Deep Learning has in recent years seen dramatic success in the field of computer vision. Deep convolutional neural networks tens of layers deep are becoming common and are some of the best performers for image recognition. Additionally, these learned networks can be used to produce novel artwork, as seen in recent publications about Deep Dream and Style Transfer. Today we will explore these applications with our own neural network platform, MindsEye.
At the core of this image-processing functionality is the pretrained image recognition network. In our initial version we use VGG16, a standard open-sourced network trained to classify the ILSRCV2011 dataset. Other networks can be used, and out-of-the-box support for additional networks will be added in the future. We will discuss two different uses of these models: First, we will discuss image recognition including multiple objects and locating objects within a picture. Then, we explore computer-generated artwork using techniques based on the Deep Dream and Style Transfer papers.
A common task for working with images is to identify objects, both type and location. This describes the OCR process used to scan documents, and also a key ability of autonomous vehicles. We will demonstrate how to use a variant of the VGG-16 network on a test photo with multiple objects. (This variant will accept images of any size.)
Let’s take a photo and pass it through our classification network. Since we are interested in identifying several objects and we know each object can be assigned significant probabilities in multiple classes, we will take a large sample (the top 20) of the results: Now, for each top-N detected class, we can back-propagate a signal to estimate the image regions associated with each class. These produce a number of image masks, many of which overlap and are fairly rough indicators of location. We then take these first-order masks and perform PCA analysis to derive a collection of “principle masks”. Each principle mask can then compute it’s own top-N classification result, thus providing both object location and classification.
In recent years there have been fascinating new results in image generation powered by deep CNNs. These techniques rely on the fact that lower layers of a deep network will learn to respond to textures and shapes, which are then used by later layers for object classification. We can use this transform to define an interesting fitness function for an image, and then use back-propagation learning to generate the image.
The first class of fitness function were originally explored in Google’s Deep Dream paper. We simply take some intermediate level signal, presumably containing shape and texture information relevant to a particular scale, and maximize the L2 magnitude of the signal. This has the effect of back-propagating a reinforcement signal proportional to whatever is detected, directly enhancing patterns. Applied to lower layers, it tends to enhance texture information. Applied to higher levels of networks, this can even make objects appear out of thin air!

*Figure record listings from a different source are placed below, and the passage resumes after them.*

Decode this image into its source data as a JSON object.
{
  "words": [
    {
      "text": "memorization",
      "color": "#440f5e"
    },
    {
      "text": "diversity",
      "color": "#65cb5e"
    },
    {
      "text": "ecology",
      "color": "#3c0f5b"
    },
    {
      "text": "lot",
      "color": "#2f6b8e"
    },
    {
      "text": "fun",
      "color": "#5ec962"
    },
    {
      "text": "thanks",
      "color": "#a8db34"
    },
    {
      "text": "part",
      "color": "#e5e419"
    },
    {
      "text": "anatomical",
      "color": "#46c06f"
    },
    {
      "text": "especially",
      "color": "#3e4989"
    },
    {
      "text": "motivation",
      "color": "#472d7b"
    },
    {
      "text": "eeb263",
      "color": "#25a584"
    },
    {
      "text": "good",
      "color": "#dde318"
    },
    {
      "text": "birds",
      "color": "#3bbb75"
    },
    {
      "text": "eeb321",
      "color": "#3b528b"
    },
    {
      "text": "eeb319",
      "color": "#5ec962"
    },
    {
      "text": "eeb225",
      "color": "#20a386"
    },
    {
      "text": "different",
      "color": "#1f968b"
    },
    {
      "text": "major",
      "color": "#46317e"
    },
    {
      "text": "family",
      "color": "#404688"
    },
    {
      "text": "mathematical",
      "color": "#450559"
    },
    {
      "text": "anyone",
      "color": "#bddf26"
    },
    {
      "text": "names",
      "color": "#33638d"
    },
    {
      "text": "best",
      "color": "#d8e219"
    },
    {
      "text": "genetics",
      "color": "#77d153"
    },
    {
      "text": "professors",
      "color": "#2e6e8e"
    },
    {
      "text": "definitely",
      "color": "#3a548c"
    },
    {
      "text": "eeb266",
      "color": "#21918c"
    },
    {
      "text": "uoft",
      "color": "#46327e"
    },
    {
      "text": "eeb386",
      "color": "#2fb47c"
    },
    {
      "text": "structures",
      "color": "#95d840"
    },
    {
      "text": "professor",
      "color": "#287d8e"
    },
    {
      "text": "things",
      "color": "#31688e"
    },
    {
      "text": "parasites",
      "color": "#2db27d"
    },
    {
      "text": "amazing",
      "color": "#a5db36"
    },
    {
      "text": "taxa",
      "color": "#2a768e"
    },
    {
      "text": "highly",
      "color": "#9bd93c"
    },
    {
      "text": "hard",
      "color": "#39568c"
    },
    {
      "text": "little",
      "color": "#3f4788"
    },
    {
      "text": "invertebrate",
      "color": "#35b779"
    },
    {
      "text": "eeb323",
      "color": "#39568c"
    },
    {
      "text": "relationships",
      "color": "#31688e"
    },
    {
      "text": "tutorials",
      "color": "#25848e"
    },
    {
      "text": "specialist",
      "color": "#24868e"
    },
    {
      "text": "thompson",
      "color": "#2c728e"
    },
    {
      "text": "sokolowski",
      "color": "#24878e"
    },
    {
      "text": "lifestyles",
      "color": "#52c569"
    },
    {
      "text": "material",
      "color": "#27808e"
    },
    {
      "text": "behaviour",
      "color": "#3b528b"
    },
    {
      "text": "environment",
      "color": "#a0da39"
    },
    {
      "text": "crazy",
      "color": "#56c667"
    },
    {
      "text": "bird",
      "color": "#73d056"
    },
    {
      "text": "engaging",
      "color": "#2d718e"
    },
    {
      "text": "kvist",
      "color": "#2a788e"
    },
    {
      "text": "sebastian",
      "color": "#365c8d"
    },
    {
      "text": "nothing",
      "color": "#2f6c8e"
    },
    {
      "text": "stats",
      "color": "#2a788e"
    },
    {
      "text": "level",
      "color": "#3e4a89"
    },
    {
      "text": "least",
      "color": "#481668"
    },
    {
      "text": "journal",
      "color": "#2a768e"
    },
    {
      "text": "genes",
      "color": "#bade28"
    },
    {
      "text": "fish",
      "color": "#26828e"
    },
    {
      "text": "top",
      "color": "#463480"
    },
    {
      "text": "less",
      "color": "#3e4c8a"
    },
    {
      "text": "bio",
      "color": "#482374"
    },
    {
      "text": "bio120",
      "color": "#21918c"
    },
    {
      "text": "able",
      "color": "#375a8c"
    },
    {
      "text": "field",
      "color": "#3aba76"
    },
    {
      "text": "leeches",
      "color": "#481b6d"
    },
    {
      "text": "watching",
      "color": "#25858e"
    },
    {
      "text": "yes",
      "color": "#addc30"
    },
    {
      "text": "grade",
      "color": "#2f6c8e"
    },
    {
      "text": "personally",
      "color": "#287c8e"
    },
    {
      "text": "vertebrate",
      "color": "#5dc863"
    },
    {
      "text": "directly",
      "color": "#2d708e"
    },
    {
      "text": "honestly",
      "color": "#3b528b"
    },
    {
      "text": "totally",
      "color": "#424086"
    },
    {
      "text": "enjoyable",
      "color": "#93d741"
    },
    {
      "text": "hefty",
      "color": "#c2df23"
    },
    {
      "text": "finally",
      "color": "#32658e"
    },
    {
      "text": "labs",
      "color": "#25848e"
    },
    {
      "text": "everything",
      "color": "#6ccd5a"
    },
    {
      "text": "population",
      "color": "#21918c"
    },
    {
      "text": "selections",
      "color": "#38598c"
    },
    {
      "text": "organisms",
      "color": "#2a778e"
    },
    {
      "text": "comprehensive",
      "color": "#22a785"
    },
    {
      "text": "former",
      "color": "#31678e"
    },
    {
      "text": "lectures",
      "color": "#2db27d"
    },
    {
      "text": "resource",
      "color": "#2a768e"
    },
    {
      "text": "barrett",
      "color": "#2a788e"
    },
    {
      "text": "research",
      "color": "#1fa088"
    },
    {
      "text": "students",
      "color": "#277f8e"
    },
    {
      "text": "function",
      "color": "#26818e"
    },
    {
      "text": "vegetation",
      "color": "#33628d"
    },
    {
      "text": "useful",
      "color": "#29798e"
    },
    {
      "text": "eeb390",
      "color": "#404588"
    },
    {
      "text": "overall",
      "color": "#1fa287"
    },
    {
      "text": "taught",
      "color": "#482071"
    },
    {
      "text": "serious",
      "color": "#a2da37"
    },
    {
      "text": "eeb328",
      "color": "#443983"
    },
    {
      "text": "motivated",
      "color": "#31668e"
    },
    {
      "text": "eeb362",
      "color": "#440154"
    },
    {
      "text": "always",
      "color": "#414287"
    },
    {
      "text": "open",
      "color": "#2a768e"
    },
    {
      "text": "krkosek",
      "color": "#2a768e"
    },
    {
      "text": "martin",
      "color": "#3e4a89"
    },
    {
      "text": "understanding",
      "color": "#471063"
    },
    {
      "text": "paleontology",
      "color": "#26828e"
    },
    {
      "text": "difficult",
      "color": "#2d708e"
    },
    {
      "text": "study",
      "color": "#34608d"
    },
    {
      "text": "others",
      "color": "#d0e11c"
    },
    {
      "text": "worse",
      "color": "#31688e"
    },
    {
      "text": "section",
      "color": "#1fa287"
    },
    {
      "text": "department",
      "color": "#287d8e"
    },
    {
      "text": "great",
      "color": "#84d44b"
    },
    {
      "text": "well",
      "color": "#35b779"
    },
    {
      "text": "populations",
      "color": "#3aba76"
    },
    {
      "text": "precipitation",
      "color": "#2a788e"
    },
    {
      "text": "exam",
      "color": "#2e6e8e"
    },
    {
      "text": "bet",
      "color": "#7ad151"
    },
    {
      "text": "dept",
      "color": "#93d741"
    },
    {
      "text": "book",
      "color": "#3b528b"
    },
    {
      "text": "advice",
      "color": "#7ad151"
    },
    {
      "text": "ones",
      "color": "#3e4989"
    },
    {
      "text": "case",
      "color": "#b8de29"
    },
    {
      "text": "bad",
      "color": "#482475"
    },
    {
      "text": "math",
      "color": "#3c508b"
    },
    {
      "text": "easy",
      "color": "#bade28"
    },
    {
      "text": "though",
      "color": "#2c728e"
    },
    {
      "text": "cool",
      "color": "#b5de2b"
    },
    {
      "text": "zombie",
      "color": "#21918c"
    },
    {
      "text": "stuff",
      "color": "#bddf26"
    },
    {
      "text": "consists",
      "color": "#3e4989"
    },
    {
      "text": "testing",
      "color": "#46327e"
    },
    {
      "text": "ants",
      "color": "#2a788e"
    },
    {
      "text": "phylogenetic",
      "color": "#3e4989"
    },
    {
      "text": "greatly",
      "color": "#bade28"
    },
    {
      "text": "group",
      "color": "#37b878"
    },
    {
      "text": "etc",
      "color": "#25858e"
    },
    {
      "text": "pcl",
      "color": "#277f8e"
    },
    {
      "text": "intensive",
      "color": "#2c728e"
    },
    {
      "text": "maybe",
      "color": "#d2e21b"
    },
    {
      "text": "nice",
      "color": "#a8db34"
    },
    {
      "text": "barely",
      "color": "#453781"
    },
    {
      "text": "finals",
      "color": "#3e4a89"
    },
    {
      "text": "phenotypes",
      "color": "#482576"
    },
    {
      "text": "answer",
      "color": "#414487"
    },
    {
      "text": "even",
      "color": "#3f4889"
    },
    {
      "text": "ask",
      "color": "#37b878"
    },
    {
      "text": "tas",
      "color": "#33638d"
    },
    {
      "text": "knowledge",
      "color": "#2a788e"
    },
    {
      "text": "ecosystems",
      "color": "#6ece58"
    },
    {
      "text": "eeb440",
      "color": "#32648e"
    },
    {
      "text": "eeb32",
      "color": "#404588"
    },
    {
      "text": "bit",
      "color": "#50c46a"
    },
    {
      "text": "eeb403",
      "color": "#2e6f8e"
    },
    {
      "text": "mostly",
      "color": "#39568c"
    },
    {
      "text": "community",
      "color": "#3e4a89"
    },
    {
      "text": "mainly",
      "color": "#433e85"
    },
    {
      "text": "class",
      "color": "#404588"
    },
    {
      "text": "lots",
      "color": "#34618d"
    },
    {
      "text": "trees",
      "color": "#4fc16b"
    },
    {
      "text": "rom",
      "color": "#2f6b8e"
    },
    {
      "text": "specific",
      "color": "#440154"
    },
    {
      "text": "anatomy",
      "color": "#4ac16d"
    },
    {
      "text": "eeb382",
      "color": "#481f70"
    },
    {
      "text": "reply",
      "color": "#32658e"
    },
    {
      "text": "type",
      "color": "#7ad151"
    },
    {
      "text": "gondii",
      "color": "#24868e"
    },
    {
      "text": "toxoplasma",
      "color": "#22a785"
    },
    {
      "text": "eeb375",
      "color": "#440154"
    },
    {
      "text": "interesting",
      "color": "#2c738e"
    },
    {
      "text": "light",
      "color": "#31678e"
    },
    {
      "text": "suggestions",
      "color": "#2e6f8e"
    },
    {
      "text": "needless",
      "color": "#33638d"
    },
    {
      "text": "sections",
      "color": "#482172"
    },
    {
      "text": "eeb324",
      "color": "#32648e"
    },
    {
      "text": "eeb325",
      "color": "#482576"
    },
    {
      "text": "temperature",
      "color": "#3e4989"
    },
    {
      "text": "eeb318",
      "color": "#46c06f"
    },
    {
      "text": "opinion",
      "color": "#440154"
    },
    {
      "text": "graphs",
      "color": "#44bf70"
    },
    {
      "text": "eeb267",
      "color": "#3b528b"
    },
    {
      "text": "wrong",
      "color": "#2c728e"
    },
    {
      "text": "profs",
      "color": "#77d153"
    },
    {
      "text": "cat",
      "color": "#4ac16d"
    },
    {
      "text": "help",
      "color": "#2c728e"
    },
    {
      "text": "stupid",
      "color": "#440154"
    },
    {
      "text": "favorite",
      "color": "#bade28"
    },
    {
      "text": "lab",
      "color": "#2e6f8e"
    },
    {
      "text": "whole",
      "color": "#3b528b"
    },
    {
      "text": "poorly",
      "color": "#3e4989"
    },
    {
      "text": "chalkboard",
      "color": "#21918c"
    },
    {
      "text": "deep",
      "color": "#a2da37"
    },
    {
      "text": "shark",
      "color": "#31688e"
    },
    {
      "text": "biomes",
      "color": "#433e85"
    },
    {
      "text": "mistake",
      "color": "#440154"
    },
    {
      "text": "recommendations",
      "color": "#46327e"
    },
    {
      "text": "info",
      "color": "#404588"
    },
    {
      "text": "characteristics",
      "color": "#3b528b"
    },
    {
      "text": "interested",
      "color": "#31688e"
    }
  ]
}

The next class of function actually consists of pairs of fitness functions to achieve artistic style transfer. Starting from random noise, we learn an image whose texture signal at a given layer is compared with a given “content” image using RMS error; we are thus reconstructing our image using the higher-order information such as textures and shapes. We add to this the other term in our pair, which compares the signal to a style image after applying a transform which summarizes the signal prior to comparison. This summation function first computes the gram matrix for each pixel, then takes the average value by-component over the entire image. The effect of this is to encourage the generated image to have the same amount of colors and textures overall, thus achieving style transfer.